6: Six wide receivers drafted in the first round
The resurgence of superstar rookie receivers has led to an increased number of them being drafted in the first round. Every team wants to find the next Justin Jefferson or Ja’Marr Chase so expect teams to take a look at wide receiver at every spot in the draft, from the top five to pick number 32. Garrett Wilson, Drake London, Chris Olave, and Jameson Williams are sure bets to go in the first round, and likely pretty early, which leaves two more spots open in my prediction. An early run on receivers would certainly help this come true because it would force teams near the end of the round to take a look at different options. Treylon Burks, Jahan Dotson, Skyy Moore, and George Pickens are all realistic possibilities to sneak into the end of the opening round. And with teams that have just traded away a star receiver (Green Bay and Kansas City) and teams that love to throw the ball (Arizona, Dallas, Buffalo, Tampa Bay) all picking within the final ten picks of the round, receivers could start flying off the board as we near the end of the selections.

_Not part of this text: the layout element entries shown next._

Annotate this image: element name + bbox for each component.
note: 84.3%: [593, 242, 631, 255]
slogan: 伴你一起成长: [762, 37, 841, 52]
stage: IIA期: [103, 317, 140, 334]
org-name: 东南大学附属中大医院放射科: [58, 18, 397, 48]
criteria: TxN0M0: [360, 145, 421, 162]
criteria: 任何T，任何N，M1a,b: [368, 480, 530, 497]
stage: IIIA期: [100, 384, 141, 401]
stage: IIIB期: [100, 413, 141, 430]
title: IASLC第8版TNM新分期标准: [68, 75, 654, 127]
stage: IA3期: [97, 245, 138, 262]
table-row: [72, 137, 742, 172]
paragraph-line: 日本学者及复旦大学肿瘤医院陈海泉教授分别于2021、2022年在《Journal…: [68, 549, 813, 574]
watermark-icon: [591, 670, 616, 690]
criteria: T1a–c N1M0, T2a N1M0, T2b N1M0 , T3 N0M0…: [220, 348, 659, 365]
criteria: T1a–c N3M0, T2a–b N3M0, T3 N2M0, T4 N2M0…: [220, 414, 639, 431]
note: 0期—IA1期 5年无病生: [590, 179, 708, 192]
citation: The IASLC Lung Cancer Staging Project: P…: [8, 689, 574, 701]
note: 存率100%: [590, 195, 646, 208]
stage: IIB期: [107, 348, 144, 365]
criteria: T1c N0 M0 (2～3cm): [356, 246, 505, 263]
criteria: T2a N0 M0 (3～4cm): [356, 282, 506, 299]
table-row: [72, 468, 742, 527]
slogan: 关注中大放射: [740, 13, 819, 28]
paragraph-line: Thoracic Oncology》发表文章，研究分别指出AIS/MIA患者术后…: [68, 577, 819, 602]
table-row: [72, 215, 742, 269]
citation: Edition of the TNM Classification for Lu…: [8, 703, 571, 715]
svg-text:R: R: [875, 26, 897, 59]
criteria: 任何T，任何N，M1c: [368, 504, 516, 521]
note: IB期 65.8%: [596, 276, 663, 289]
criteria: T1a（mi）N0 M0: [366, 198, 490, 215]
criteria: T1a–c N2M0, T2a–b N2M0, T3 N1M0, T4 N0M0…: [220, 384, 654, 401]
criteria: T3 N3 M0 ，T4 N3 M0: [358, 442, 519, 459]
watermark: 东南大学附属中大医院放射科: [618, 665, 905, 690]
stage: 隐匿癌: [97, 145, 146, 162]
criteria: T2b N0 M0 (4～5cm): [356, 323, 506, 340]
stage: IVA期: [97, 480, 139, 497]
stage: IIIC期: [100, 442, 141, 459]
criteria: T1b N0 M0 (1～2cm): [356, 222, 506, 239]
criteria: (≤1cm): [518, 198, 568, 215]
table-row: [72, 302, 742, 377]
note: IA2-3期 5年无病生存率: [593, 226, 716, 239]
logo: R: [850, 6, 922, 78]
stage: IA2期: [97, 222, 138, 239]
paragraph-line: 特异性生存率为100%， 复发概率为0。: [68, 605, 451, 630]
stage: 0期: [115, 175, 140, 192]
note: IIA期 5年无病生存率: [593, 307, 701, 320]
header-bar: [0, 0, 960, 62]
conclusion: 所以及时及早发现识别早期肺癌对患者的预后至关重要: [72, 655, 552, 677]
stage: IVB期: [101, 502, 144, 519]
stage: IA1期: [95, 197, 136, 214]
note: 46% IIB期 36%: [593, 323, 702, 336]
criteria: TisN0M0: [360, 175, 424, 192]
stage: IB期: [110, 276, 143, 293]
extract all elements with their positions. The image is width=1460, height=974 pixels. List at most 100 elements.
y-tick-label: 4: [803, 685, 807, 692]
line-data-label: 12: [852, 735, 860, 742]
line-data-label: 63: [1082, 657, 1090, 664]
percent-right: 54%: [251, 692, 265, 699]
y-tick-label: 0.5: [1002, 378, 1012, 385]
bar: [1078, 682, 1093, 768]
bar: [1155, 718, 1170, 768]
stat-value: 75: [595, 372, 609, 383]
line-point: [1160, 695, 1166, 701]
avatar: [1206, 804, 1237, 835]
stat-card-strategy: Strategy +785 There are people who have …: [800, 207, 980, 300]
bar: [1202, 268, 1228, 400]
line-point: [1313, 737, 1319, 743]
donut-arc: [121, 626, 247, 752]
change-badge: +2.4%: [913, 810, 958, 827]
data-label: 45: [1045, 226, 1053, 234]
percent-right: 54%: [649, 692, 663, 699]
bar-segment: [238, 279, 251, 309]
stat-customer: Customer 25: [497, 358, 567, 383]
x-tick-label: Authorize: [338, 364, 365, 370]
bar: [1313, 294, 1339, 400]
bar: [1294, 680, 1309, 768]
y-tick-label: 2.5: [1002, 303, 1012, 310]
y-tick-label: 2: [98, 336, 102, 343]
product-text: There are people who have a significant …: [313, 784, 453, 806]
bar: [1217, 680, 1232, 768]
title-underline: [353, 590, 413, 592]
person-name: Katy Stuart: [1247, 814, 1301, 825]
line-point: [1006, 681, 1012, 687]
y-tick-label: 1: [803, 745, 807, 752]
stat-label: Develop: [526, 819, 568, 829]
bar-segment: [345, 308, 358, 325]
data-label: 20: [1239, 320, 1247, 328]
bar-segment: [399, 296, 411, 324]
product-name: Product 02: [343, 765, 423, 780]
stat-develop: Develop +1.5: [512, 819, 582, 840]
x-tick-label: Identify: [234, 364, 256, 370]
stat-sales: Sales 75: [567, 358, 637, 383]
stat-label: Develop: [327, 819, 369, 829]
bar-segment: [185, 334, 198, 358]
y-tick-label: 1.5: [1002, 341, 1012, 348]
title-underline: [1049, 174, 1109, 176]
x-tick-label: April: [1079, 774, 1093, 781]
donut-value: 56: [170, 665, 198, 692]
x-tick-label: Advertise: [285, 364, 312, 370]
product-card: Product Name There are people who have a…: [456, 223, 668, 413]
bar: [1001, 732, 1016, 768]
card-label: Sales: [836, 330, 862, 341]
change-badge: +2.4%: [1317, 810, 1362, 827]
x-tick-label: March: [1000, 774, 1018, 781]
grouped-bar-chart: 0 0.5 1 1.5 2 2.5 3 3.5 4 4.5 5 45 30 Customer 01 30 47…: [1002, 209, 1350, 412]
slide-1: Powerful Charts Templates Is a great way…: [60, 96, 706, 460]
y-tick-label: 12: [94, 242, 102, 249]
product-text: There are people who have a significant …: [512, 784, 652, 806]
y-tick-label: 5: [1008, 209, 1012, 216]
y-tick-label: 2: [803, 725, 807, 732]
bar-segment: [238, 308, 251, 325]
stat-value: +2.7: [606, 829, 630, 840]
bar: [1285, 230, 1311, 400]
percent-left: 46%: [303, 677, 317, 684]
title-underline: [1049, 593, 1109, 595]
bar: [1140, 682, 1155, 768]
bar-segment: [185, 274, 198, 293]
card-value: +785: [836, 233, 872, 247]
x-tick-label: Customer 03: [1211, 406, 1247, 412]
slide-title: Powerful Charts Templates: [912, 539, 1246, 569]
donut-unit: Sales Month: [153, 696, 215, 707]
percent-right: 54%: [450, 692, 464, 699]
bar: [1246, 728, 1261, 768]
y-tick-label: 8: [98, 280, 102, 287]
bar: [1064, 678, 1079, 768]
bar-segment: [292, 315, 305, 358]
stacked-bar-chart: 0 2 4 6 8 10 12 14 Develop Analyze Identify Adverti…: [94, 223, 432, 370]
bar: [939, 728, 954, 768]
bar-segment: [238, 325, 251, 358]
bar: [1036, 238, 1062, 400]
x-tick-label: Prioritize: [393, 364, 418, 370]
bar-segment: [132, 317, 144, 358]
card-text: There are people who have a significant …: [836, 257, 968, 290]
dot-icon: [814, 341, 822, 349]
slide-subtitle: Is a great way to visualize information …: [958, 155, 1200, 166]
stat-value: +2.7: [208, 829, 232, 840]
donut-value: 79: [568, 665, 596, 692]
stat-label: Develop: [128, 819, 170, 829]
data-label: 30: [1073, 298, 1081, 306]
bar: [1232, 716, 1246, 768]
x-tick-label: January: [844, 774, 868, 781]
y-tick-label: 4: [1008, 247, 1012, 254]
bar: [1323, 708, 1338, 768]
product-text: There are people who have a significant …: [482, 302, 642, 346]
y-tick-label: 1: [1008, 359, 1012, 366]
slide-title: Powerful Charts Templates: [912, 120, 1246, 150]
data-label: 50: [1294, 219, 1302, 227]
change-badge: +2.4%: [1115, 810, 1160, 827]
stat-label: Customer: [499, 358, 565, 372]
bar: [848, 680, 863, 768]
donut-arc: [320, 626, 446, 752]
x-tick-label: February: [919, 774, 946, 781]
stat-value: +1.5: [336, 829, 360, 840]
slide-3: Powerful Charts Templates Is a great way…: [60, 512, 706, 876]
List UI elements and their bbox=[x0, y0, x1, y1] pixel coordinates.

7: Seven offensive linemen drafted in the first round
The big guys up front are always highly valued on draft night and 2022 is no different. Three of the last four drafts have had at least six o-linemen taken in the first round so it is not completely out of the realm of possibility. But so much of that depends on the class that year, and this year’s crop of future blockers is pretty deep. There will be a handful of tackles that will go in the top half of the draft (Ikem Ekwonu, Evan Neal, Charles Cross, and Trevor Penning) but that won’t be it for the linemen. The back half of the first round is where teams start to take interior offensive linemen as well as some of the less-refined tackles. I expect Bernhard Raimann, Zion Johnson, and Tyler LInderbaum to all come off the board after about pick 20, bringing the total number of offensive linemen drafted to seven.

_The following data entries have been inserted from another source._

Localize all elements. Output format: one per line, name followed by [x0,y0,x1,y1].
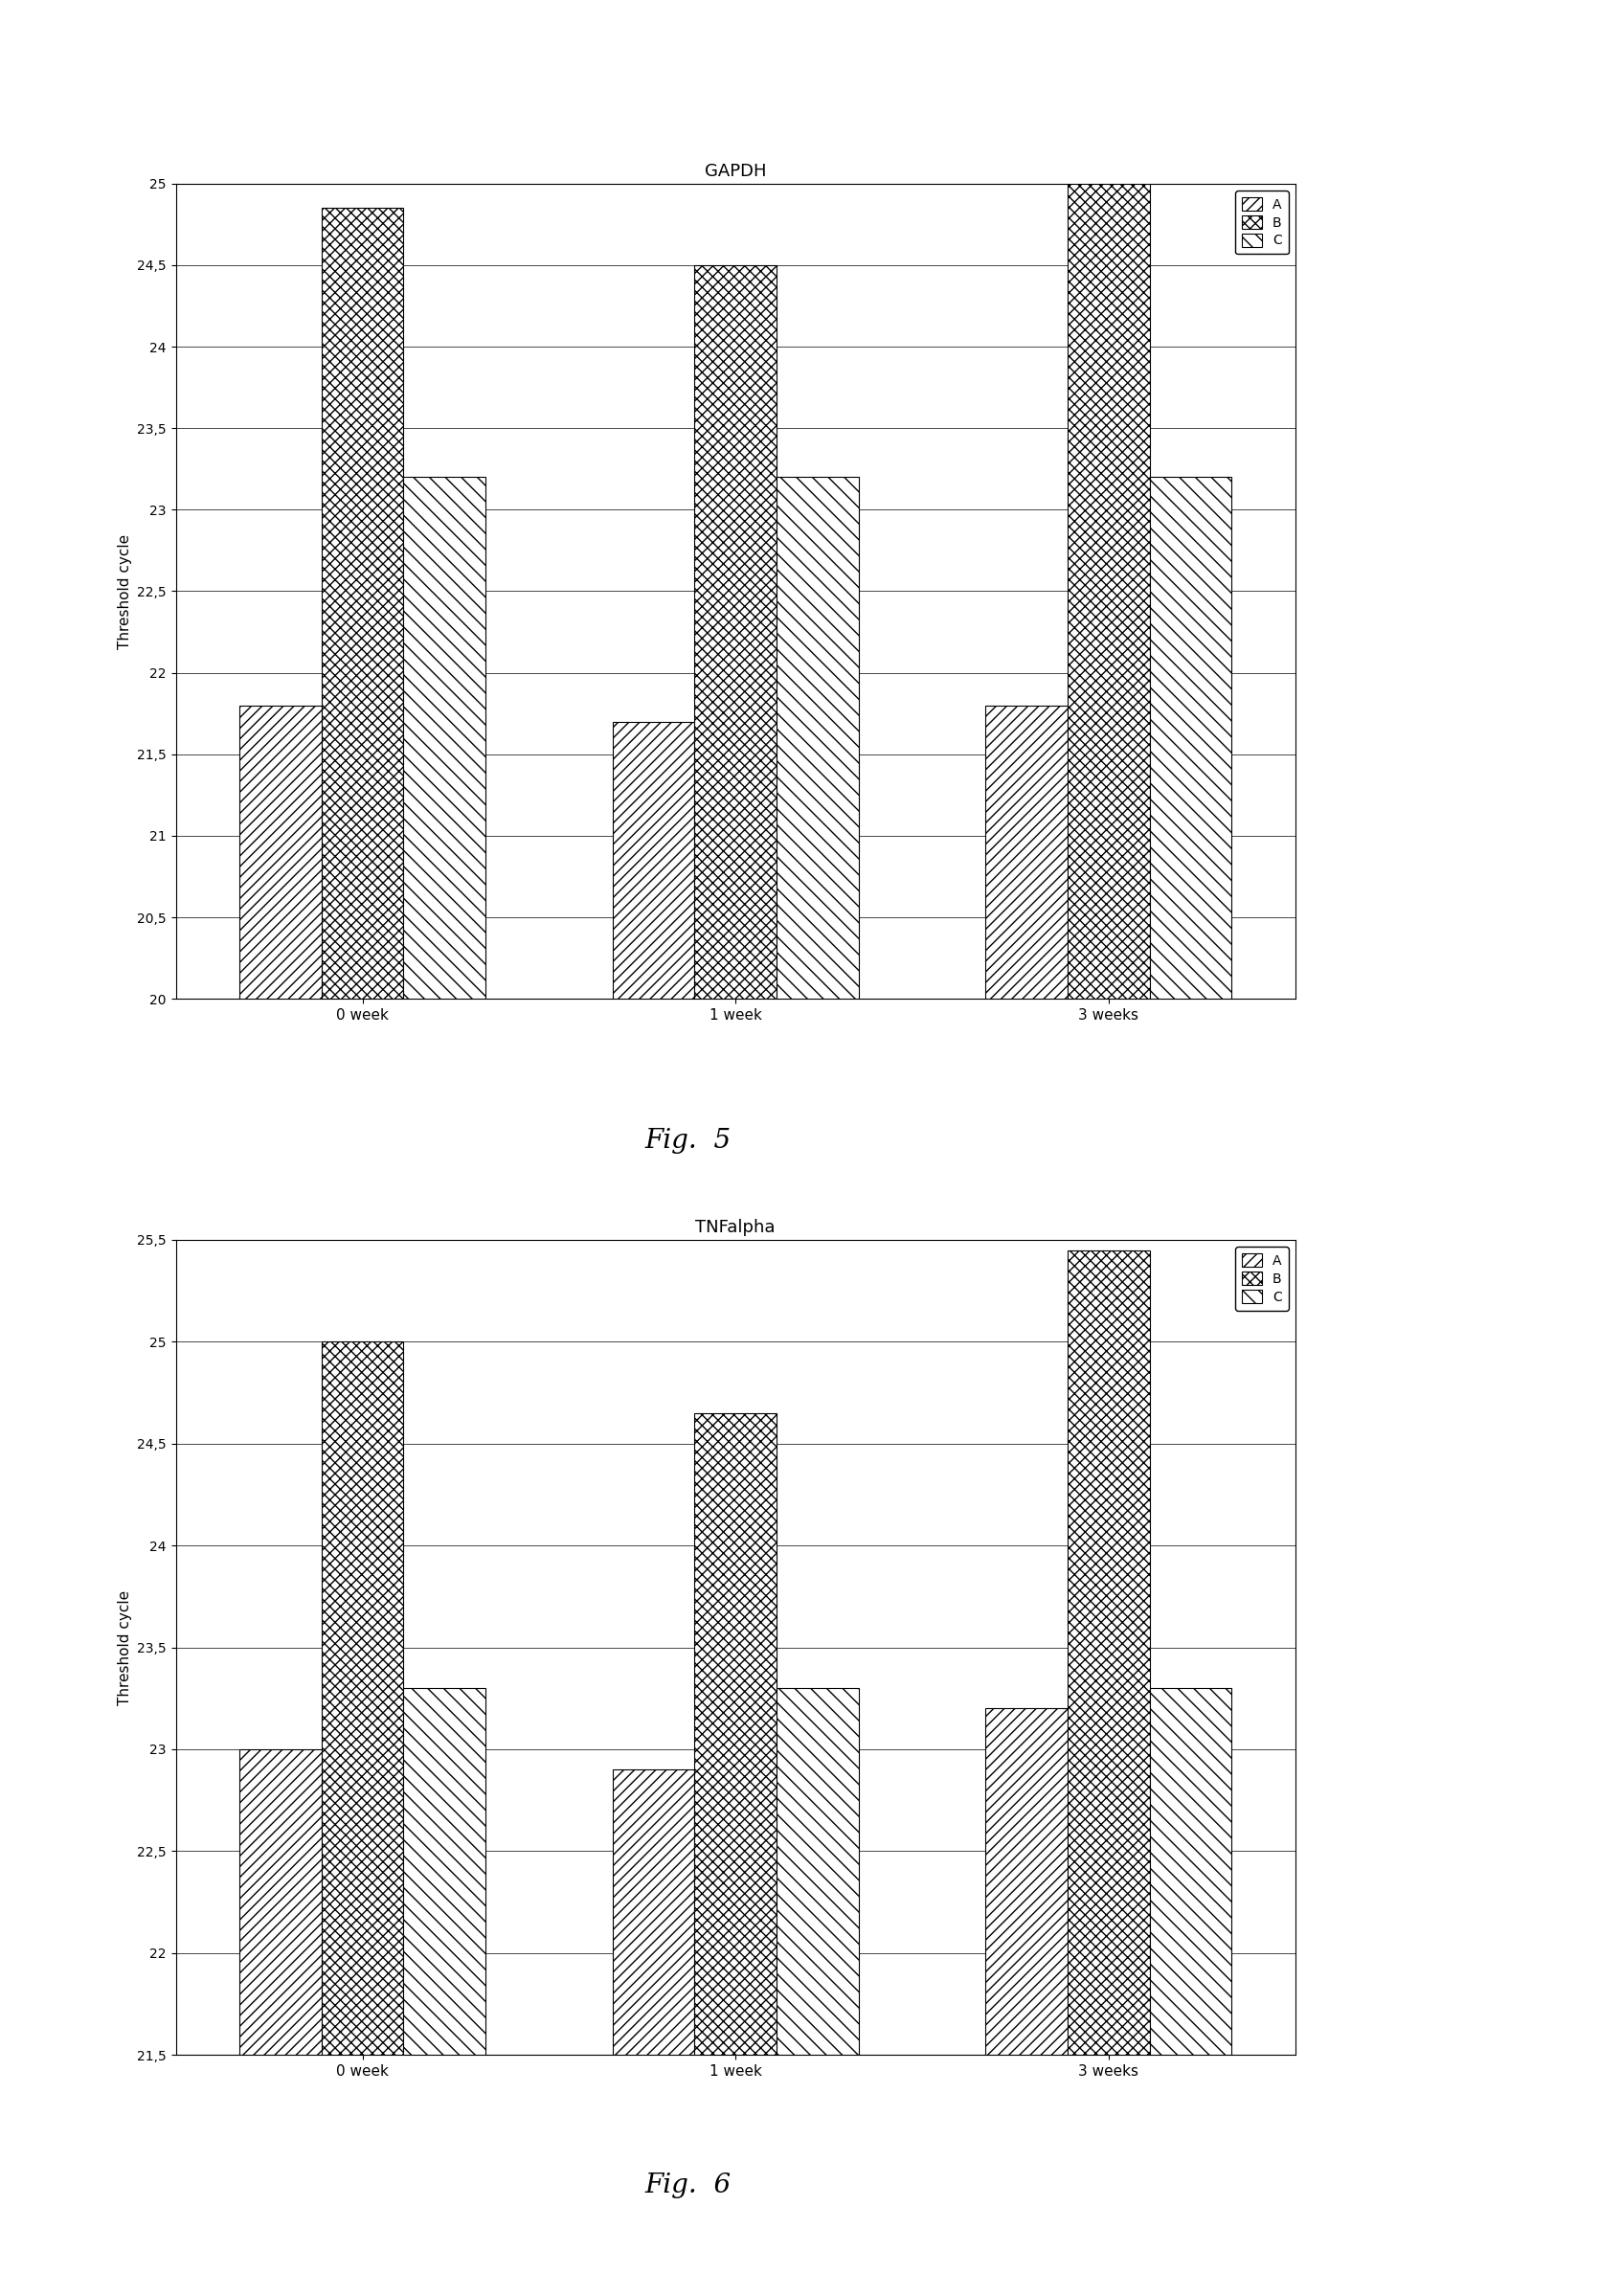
Title: GAPDH: GAPDH [705,163,766,179]
Bar [1150,478,1231,999]
Bar [612,721,694,999]
Y-axis label: Threshold cycle: Threshold cycle [117,533,131,650]
Text: Fig.  5: Fig. 5 [644,1127,731,1155]
Bar [777,1688,859,2055]
Bar [985,705,1068,999]
Bar [612,1770,694,2055]
Bar [321,209,403,999]
Y-axis label: Threshold cycle: Threshold cycle [117,1589,131,1706]
Title: TNFalpha: TNFalpha [696,1219,776,1235]
Bar [694,1412,777,2055]
Bar [240,1750,321,2055]
Bar [403,478,486,999]
Bar [1150,1688,1231,2055]
Legend: A, B, C: A, B, C [1236,191,1289,255]
Bar [777,478,859,999]
Bar [321,1341,403,2055]
Bar [985,1708,1068,2055]
Bar [1068,184,1150,999]
Legend: A, B, C: A, B, C [1236,1247,1289,1311]
Bar [1068,1249,1150,2055]
Bar [403,1688,486,2055]
Text: Fig.  6: Fig. 6 [644,2172,731,2200]
Bar [240,705,321,999]
Bar [694,264,777,999]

10: Ten Georgia Bulldogs defenders drafted
I needed to include this bonus prediction because this is something worth monitoring over the course of the draft. The record for most draft picks from a single school in a draft is 14, set by LSU in 2020 and Ohio State in 2004. Georgia could end up challenging that but the real story will be how many players from their world-class defense in 2021 will be selected. I think they could get to a whopping ten draft picks, which would almost certainly challenge or break the record. There are eight players that seem like locks to be drafted (with possibly five of them going in the first round). That means it will just take two extra players to make it double-digit Bulldog defenders drafted in 2022. It wouldn’t surprise me if teams in the sixth or seventh rounds decide to take a chance on a player that was just a part of one of the best defenses in modern college football history. There aren’t a ton of reasons to care about the draft when it gets into the last couple of rounds but this could be something to pay attention to if you find yourself tuning into the broadcast for the final day.